HK$20 billion plan to buy private property for care facilities ‘could result in collusion’, say Hong Kong lawmakers
- Legislators across spectrum slam move as waste of taxpayers money
- Financial Secretary Paul Chan dismisses concerns, accusing critics of ‘blurring line between right and wrong’
Hong Kong lawmakers on Thursday questioned the government’s plan to spend HK$20 billion (US$2.55 billion) buying private properties to convert into care facilities, saying the move could result in collusion or benefit only greedy flat owners.
Financial Secretary Paul Chan Mo-po dismissed such concerns during a two-hour meeting in the legislature to answer questions about his latest budget blueprint, unveiled on Wednesday. He accused his critics of “blurring the line between right and wrong”.
In the plan, HK$150 billion was earmarked to offer immediate relief to the city’s overstretched health care and welfare services while helping businesses survive amid a slack economy.
Legislators across the board had reservations about the initiative to allocate HK$20 billion for the purchase of 60 commercial properties that would be used to set up more than 130 centres providing day care services for children and the elderly.
NeoDemocrat lawmaker Gary Fan Kwok-wai said it would cost up to HK$300 million in taxpayers’ money for each property. He added the buildings were likely to be underused shopping centres.

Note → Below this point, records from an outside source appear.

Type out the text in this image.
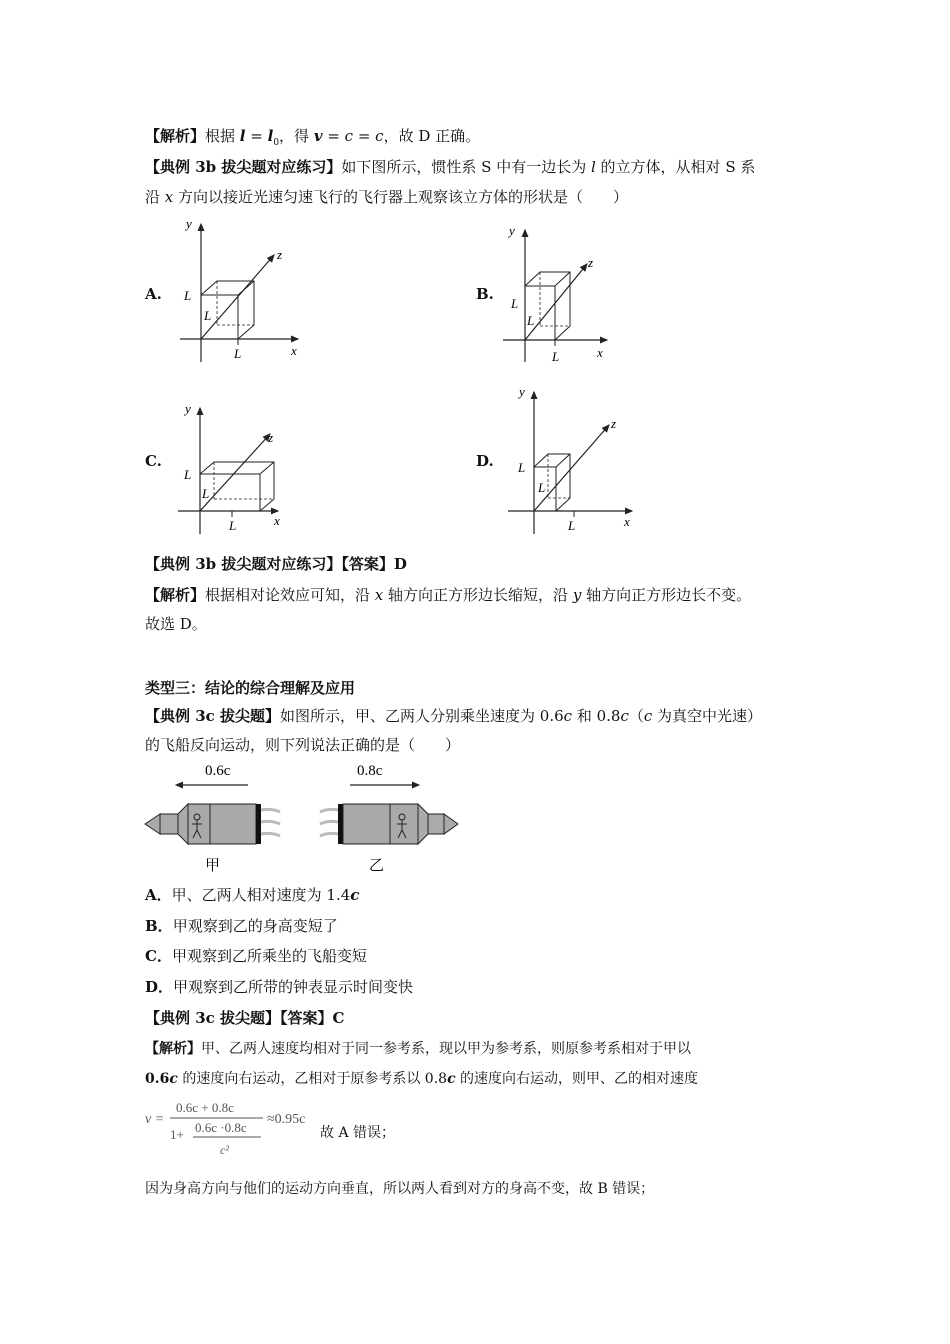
【解析】根据 $l = l_0$，得 v = c = c，故 D 正确。
【典例 3b 拔尖题对应练习】如下图所示，惯性系 S 中有一边长为 l 的立方体，从相对 S 系
沿 x 方向以接近光速匀速飞行的飞行器上观察该立方体的形状是（　　）
A.	B.
C.	D.
y
x
z
L
L
L
y
x
z
L
L
L
y
x
z
L
L
L
y
x
z
L
L
L
【典例 3b 拔尖题对应练习】【答案】D
【解析】根据相对论效应可知，沿 x 轴方向正方形边长缩短，沿 y 轴方向正方形边长不变。
故选 D。
类型三：结论的综合理解及应用
【典例 3c 拔尖题】如图所示，甲、乙两人分别乘坐速度为 0.6c 和 0.8c（c 为真空中光速）
的飞船反向运动，则下列说法正确的是（　　）
0.6c	0.8c
甲	乙
A．甲、乙两人相对速度为 1.4c
B．甲观察到乙的身高变短了
C．甲观察到乙所乘坐的飞船变短
D．甲观察到乙所带的钟表显示时间变快
【典例 3c 拔尖题】【答案】C
【解析】甲、乙两人速度均相对于同一参考系，现以甲为参考系，则原参考系相对于甲以
0.6c 的速度向右运动，乙相对于原参考系以 0.8c 的速度向右运动，则甲、乙的相对速度
v =
0.6c + 0.8c
1+ 0.6c ·0.8c
c²
≈0.95c
故 A 错误；
因为身高方向与他们的运动方向垂直，所以两人看到对方的身高不变，故 B 错误；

“The government has sold shopping malls to Link Reit before, which failed to provide sufficient welfare services for the public,” he said. “And now the government is using a sky-high price to purchase the malls from the property investors again. What is this if not collusion?”
Fan was referring to the real estate investment trust that took over shopping centres and wet markets from the Housing Authority in 2005. Link Reit, a listed company, was often accused of giving small tenants a hard time by raising rents after acquisition.